Rubbish. I've returned to academia so that I *can* treat it with some
scientific rigour. I had to do that because it seems no-one from within
the field was going to encourage a single one of their students to do
so. Since doing so I received a distinction for my masters at UCL and I
won the students first prize at the ASHB conference. So there are
clearly people in academia who think I'm doing something more than
paying "lip service".
For 44 years the hypothesis was left unambiguously undefined, true. I
have criticised its proponents for that. I have tried to define it so
that, for the first time, people are not left to define it in their own
personal way and reject or support it based on that private
interpretation.
I note that rather than agree to that definition or help clarify it,
your contribution is to object and to obfuscate so that we make no
progress here. That way, you can continue to pretend that it is
ridiculous pseudoscience. That way, you can continue to support the
character assasination of person who has spent over thirty years of her
life trying to get scientists to even open their eyes to this painfully
simple idea.
> >Did you get to see the text of my ASHB talk yet? It won first prize,
so
> >I don't think they understood it as pseudoscience, Su. Have you
> >considered that, maybe, you're just wrong about this? Or have you
just
> >decided that anything that supports the AAH just *must* be a load of
> >crap?
>
> "The AAH" as you present it doesn't exist because it's not a
hypothesis.
Rubbish.
Hypothesis: A tentative assumption that is made for the purpose of
empirical scientific testing. A hypothesis becomes a theory when
repeated testing and evidence suggests the hypothesis has a strong
chance of being correct.
AAH: The hypothesis that water has acted as an agent of selection in
the evolution of humans more than it has in the evolution of our ape
cousins. And that, as a result, many of the major physical differences
between humans and the other apes may be explained, to a large extent,
as adaptations to moving (wading, swimming and/or diving) better
through various aquatic media and from greater feeding on resources
that might be procured from such habitats.
It makes a testable prediction: many of the physical differences
between humans and our ape cousins can be explained as adaptations to
moving through water.
Each of these differences needs treating in a more detailed way. I'm
looking at bipedalism. I make three predictions about the wading
hypothesis:
1) Extant apes should be more bipedal in shallow water than in any
other substrate.
2) The paleohabitats of the earliest bipeds should be conducive to
wading constituting a significant part of their locomotor repertoire.
3) The postcranial anatomy of the earliest bipedal hominins from the
fossil record should be consistent with specialisations likely to have
resulted from wading.
And I'm testing each of these with four threads of my PhD study.

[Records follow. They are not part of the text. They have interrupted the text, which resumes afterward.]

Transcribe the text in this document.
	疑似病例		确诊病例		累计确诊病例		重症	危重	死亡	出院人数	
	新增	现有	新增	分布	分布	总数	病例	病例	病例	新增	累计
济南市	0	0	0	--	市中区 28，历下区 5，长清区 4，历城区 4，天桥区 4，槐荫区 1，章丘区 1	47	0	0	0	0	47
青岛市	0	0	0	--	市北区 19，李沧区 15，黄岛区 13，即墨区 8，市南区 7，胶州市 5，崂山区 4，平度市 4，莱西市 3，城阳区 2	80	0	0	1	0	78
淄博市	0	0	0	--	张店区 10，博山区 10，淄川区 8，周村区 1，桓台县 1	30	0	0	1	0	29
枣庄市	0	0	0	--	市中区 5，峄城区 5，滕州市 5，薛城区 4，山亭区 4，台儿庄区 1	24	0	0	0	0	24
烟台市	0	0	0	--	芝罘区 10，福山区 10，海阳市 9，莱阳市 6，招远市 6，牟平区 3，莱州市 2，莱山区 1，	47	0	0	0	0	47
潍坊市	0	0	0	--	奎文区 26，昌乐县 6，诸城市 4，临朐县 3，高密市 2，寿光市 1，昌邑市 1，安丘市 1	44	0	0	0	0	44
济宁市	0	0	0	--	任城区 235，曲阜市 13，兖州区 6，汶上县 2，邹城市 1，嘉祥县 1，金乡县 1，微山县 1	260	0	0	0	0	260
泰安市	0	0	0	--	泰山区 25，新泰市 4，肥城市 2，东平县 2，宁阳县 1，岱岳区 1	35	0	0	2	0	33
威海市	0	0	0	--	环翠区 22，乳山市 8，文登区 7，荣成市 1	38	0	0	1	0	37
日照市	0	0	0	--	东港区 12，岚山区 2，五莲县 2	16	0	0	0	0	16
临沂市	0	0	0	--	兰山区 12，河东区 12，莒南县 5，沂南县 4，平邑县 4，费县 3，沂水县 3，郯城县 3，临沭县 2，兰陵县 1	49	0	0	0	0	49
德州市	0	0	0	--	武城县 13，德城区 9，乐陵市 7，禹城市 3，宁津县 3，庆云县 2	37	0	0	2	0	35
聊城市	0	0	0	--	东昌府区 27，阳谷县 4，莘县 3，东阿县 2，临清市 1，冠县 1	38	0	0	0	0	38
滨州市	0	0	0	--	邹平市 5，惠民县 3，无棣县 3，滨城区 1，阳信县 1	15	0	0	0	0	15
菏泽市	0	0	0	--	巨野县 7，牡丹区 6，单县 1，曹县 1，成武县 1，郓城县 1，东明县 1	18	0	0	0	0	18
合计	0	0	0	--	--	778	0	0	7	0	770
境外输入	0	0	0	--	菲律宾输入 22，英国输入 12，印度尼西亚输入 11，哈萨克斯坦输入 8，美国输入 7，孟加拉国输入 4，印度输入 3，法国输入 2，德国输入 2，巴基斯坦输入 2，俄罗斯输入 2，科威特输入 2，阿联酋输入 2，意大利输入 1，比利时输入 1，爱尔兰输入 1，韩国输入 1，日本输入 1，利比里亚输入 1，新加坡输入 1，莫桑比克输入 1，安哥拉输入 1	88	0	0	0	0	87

Bipedalism from wading is just one of the predictions made by the AAH,
other differences (e.g. nakendess from drag reduction in swimming,
increased adipocity from increased buoyancy in water) would need to be
treated seperately in a similar way. I could make specific similar
predictions for those components which could also be tested. It's all
good science, Jason, no matter how much you might dislike the way it's
leading.
The AAH, as I have defined it, *IS CLEARLY* a testable hypothesis, no
matter how much you want to pretend that it isn't.
Furthermore, I'd claim it is the *only* testable hypothesis about a
major model of human evolution as far as I know. Where, in the
mish-mash bunch of disparate ideas that constitutes the orthodox
paradigm, is there any alternative hypothesis on human evolution which
is as clearly and unambiguously defined? Where are the testable
predictions for that?... suddenly the rules change, don't they Jason.
Oops.
Maybe the orthodox paradigm is too vague. Let's take something more
specific. How about the energy efficiency argument for bipedalism.
Where is *that* 'hypothesis' defined in a way that is at least as
rigourous and unambiguous as I have done so for the wading hypothesis?
Who wrote out its testable predictions? Where can I find it in the
scientific literature? Who has set out to test its predictions in a as
clearly laid out way as I have?
Don't tell me... crap science doesn't justify more crap science. But
hold on. *I'M* the one who *HAS* defined it, the one who *HAS* laid out
it's predictions, the one who *IS* trying to test them. My science
isn't crap, it's the 'science' to back up the orthodox paradigm that's
crap.
You can't even point to a similar body of work for your own pet theory
on bipedalism and yet, I'm the one being accused of doing
pseudoscience. Your hypocracy is just astonishing.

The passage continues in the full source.